Si no hubiera estado lejos, habría intentado quizás entrar en su casa, sin ruido, pasando por la ventana de la cocina, y al día siguiente hubiera murmurado:

—No es nada, ¿verdad?

¿Qué había hecho él, en definitiva? Sólo había querido…

¡No! No tenía que pensar ya, no necesitaba reflexionar ya sobre esas cosas puesto que la carta ya estaba echada.

¡Allá penas! ¡Todo había terminado! Había dejado escapar un tren, sobre una vía, y no debía fallar el otro porque algún empleado podría descubrirle, pues había observado que a veces los empleados se paseaban a lo largo de las vías con una linterna.

Pero esto no impedía que la cosa fuese de lo más idiota… Y él no podía hacer nada… Era idiota, sí, pero se tumbó atravesado en la vía de la derecha, con la mejilla apoyada en el rail…
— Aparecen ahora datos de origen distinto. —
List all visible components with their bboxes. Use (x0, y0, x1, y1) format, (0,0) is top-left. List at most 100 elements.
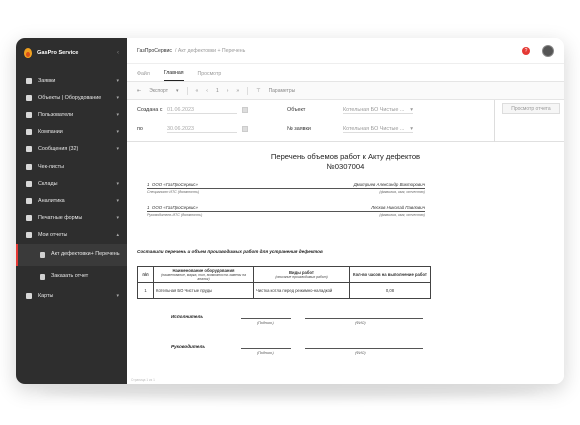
checklist-icon (26, 163, 32, 170)
sidebar-item-label: Аналитика (38, 197, 65, 204)
request-select[interactable]: Котельная БО Чистые ... ▾ (343, 126, 413, 133)
signature-name: Дмитриев Александр Викторович (353, 182, 425, 187)
chevron-down-icon: ▾ (116, 94, 119, 101)
signature-number: 1 (147, 205, 150, 210)
frame-shadow (40, 384, 540, 400)
col-header-equipment: Наименование оборудования (наименование, … (153, 266, 254, 283)
chevron-up-icon: ▴ (116, 232, 119, 239)
document-number: №0307004 (326, 162, 365, 172)
to-row: по 30.06.2023 (137, 121, 248, 137)
signature-org: ООО «ГазПроСервис» (151, 182, 198, 187)
last-page-icon[interactable]: » (236, 88, 239, 94)
chat-icon (26, 146, 32, 153)
export-icon[interactable]: ⇤ (137, 88, 141, 94)
created-from-checkbox[interactable] (242, 107, 248, 113)
chevron-down-icon: ▾ (116, 77, 119, 84)
sidebar-item-6[interactable]: Склады ▾ (16, 175, 127, 192)
document-icon (40, 273, 45, 280)
first-page-icon[interactable]: « (196, 88, 199, 94)
chevron-down-icon: ▾ (116, 197, 119, 204)
sidebar-item-label: Сообщения (32) (38, 146, 79, 153)
manager-fio-caption: (ФИО) (355, 351, 366, 355)
breadcrumb-root[interactable]: ГазПроСервис (137, 48, 172, 54)
report-document: Перечень объемов работ к Акту дефектов №… (127, 142, 564, 384)
executor-sign-caption: (Подпись) (257, 321, 274, 325)
sidebar-item-maps[interactable]: Карты ▾ (16, 288, 127, 305)
export-dropdown-icon[interactable]: ▾ (176, 88, 179, 94)
sidebar-item-3[interactable]: Компании ▾ (16, 124, 127, 141)
signature-position-caption: Руководитель ИТС (должность) (147, 213, 203, 217)
sidebar-item-label: Объекты | Оборудование (38, 94, 102, 101)
chevron-down-icon: ▾ (410, 106, 413, 113)
cell-num: 1 (137, 282, 154, 299)
collapse-sidebar-icon[interactable]: ‹ (117, 50, 127, 56)
sidebar-item-label: Карты (38, 293, 54, 300)
report-toolbar: ⇤ Экспорт ▾ « ‹ 1 › » ⊤ Параметры (127, 82, 564, 100)
to-checkbox[interactable] (242, 126, 248, 132)
sidebar-subitem-label: Заказать отчет (51, 273, 89, 280)
avatar[interactable] (542, 44, 554, 57)
sidebar-subitem-1[interactable]: Заказать отчет (16, 266, 127, 288)
manager-label: Руководитель (171, 344, 206, 349)
signature-position-caption: Специалист ИТС (должность) (147, 190, 200, 194)
briefcase-icon (26, 129, 32, 136)
cell-equipment: Котельная БО Чистые пруды (153, 282, 254, 299)
signature-line-1: 1 ООО «ГазПроСервис» Дмитриев Александр В… (147, 182, 425, 194)
chevron-down-icon: ▾ (116, 180, 119, 187)
chevron-down-icon: ▾ (116, 146, 119, 153)
filters-divider (494, 100, 495, 142)
warehouse-icon (26, 180, 32, 187)
object-select[interactable]: Котельная БО Чистые ... ▾ (343, 107, 413, 114)
signature-name: Лесков Николай Павлович (371, 205, 425, 210)
sidebar-item-label: Пользователи (38, 111, 74, 118)
tab-1[interactable]: Главная (163, 70, 184, 81)
app-window: GasPro Service ‹ Заявки ▾ Объекты | Оборуд… (16, 38, 564, 384)
sidebar-item-label: Компании (38, 129, 63, 136)
executor-label: Исполнитель (171, 314, 204, 319)
to-input[interactable]: 30.06.2023 (167, 126, 237, 133)
sidebar-item-5[interactable]: Чек-листы (16, 158, 127, 175)
help-icon[interactable]: ? (522, 46, 530, 55)
sidebar-nav: Заявки ▾ Объекты | Оборудование ▾ Пользовате… (16, 72, 127, 305)
page-footer-note: Страница 1 из 1 (131, 378, 155, 382)
sidebar-item-label: Чек-листы (38, 163, 64, 170)
parameters-button[interactable]: Параметры (269, 88, 296, 94)
sidebar-item-label: Мои отчеты (38, 232, 68, 239)
sidebar-subitem-0[interactable]: Акт дефектовки+ Перечень (16, 243, 127, 266)
export-button[interactable]: Экспорт (149, 88, 168, 94)
sidebar-item-8[interactable]: Печатные формы ▾ (16, 210, 127, 227)
ribbon-tabs: Файл Главная Просмотр (127, 64, 564, 82)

El rail estaba helado y Popinga empezó a llorar suavemente acechando la oscuridad, el final de la oscuridad, donde vería en seguida aparecer una pequeña luz…

Después, ya no habría más Popinga… ¡Nadie lo sabría nunca, porque ni siquiera tendría cabeza!… Y todo el mundo creería, puesto que así lo había escrito, que él…

Estuvo a punto de incorporarse de un salto pues oyó un jadeo y tenía demasiado frío. Sentía el tren que iba a aparecer por la curva y…

Se había prometido a sí mismo que cerraría los ojos. Pero el tren aparecía ya y él los conservaba abiertos, encogía las piernas, agrandaba sus pupilas, cortado el aliento aunque tuviera la boca abierta.

La luz se acercó con el estruendo y, de repente, el estrépito se hizo más fuerte de lo que él había oído hasta entonces, hasta el punto que pensó que tal vez ya estuviera muerto.

Sin embargo, oyó unas voces. Luego, nada más. Y fue solamente entonces que se dio cuenta de que un tren se había detenido en la otra vía, que dos hombres saltaban de la máquina, que se bajaban unos cristales.

Se levantó. No sabía cómo. No supo tampoco cómo corría, pero oyó claramente a uno de los maquinistas que gritaba:

—¡Cuidado! ¡Se escapa!

No era verdad. Ya no podía andar. Se había arrojado detrás de un matorral, pero otras personas marchaban a su alrededor y alguien le saltó bruscamente encima, como sobre un animal del que se tiene miedo, y le retorció ambas muñecas.

—¡Cuidado con el tren descendente!

Para él, había terminado. No se daba cuenta de que un expreso pasaba al fin por la vía que él escogiera ni que le llevaban a un compartimento de segunda clase, en compañía de un hombre, de una mujer y del jefe del tren.

¡Tanto peor para ellos! ¡A él ya no le incumbía!